Historique

En 1978, Inform’elle voit le jour grâce à un groupe de femmes préoccupées par la question des droits de la femme en matière familiale.

Depuis, l’organisme poursuit toujours la même et unique mission, soit la vulgarisation du langage juridique en droit de la famille. Pour y arriver, Inform’elle s’est développée au fil des ans en offrant des services adaptés aux nouvelles réalités quotidiennes. Voici l’évolution de cet organisme unique…

Langage juridique
Fondatrices : Rita Gagnon-Audy, Diane Désy,
Chantal Ruel-Dion, Monique Riel et Françoise Riel.

Les 10 premières années

En 1978, 5 femmes de Saint-Hubert et Brossard identifient le besoin criant des femmes de connaître et de comprendre les lois qui régissent le droit de la famille. Elles fondent, avec l’aide du CLSC, un organisme qui prend le nom de Droit pour elle et se donnent pour mission de vulgariser l’information juridique. Dès 1979, elles créent un fichier de référence, des dossiers sur les thèmes fondamentaux du droit familial et une ligne d’information juridique. En 1980, l’organisme prend le nom d’Inform’elle, se constitue un conseil d’administration, commence à former des bénévoles en information juridique. De 1980 à 1987, Inform’elle embauche du personnel salarié, devient un lieu de stage, offre des formations au grand public, peaufine son offre de services.

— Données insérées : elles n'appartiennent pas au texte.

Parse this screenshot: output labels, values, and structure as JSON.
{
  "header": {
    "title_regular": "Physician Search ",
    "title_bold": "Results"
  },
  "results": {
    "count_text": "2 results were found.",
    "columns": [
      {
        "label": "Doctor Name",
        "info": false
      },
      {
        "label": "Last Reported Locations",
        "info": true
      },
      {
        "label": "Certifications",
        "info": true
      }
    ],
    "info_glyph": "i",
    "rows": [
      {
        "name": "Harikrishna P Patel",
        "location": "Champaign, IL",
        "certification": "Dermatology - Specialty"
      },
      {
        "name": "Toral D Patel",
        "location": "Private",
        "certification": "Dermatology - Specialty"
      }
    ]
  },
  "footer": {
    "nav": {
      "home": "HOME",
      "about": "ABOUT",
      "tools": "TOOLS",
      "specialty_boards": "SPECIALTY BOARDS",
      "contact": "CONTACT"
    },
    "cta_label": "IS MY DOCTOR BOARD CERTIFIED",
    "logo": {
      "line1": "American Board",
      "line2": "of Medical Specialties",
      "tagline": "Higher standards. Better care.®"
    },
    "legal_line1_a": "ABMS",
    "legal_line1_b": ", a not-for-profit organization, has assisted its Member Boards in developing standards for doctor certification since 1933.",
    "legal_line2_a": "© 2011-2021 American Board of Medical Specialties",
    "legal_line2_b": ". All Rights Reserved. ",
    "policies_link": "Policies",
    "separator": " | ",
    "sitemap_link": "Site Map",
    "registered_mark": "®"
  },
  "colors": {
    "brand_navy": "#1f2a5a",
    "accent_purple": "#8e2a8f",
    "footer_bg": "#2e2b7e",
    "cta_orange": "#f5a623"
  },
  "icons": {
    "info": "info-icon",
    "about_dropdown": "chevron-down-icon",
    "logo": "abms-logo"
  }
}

En 1987, elle aménage dans ses locaux à Saint-Hubert, crée le cours d’Autodivorce et file sur cette lancée pour les prochains 10 ans. Elle en organise des cafés-rencontres, offre un cours de 45 heures reconnu par le ministère de l’Éducation, met sur pied un service de médiation familiale, adapte le Fichier juridique au nouveau Code civil et publie le livre Séparation ou Divorce. En 1998, elle s’identifie avec un nouveau logo et crée le 1er concours d’excellence Reconnaissance au féminin qui sera suivi par un 2e en 2000.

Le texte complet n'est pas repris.